I'm a bit unclear as to how much liquid to add when I'm cooking something. My recipes have conflicting advice.

If I have, say, a cylindricalish roast, how much of it should be covered by liquid? A quarter of the way? Halfway? Completely? I know that crockpot cooked meats create liquid on their own but how far up do you fill your crockpots?

Thanks!
Alex


----------



## mudbug (Feb 14, 2007)

not far.  check this out


----------



## shellsand (Mar 1, 2007)

There is no real right or wrong way. Just add some liquid and cover it up. if you have too much liquid at the end, put the excess in a saucepan and cook it over high until it reduces to a thicker consistency. If you want to make a gravy out of the drippings stirr in a couple of table spoons of flour a little at a time until dissolved and then let simmer for a few minutes.

Stop by my blog: <link removed>


----------



## StirBlue (Mar 1, 2007)

I place my seasonings in the bottom of the crockpot and then add one cup of liquid in the bottom of the crockpot and place the meat in over it.  This will keep the ceramic pot from cracking and add the moisture for dry seasonings.  
After 2-3 hours If it looks to be drying out, add another cup of very warm water and recheck it after about 30 minutes.  Just add small amounts of water as needed so the meat juices are not deluded.


----------



## Candocook (Mar 2, 2007)

I think it depends on the recipe but less is probably better. If you are leaving it all day, then be sure your liquid level is sufficient. And as the poster up a bit says, you can always concentrate your juices--which I think is a better idea than not putting enough liquid in.  
Another way to help concentrate your juices that is used when oven braising is to put a layer of parchment paper or foil (if there isn't tomato in your recipe) touching the surface of your crockpot ingredients.

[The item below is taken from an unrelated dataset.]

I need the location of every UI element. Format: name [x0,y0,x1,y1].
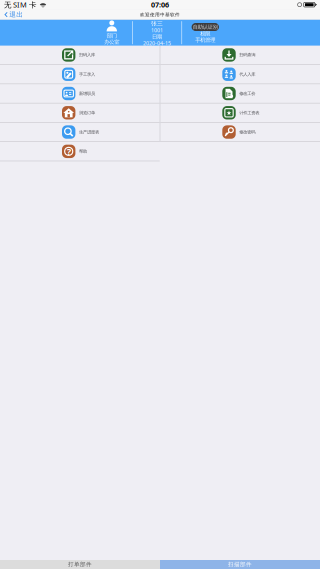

The liquid condenses on it and drops right back, concentrating your liquid.


----------



## Barb L. (Mar 2, 2007)

If I do a roast in the crock pot, I just put the roast in - season, sliced or whole onions on top and enough water to cover bottom of pot, not very much.  Then just cook on low all day,


----------



## pacanis (Mar 2, 2007)

I think I'm right there with Barb.  I don't think I add 1/2c and maybe closer to 1/3.  This is when I do a chuck roast that takes up the whole bottom of my oval slow cooker.  I add carrots, onions and potatos so it gets additional moisture from them.  I used to put everything on top of the meat and season it last, figuring the liquids produced from the veggies will slowly mix with the seasoning and seep down over everything. It always came out good, but for something different I recently started putting the carrots on the bottom and the meat on top of them. The roast retains more of its "sear" this way as it's not setting in the rising liquids.
This works if I'm looking to eat in 3-1/2 hours or 6.
The only thing you need a knife for is to butter your veggies and bread


----------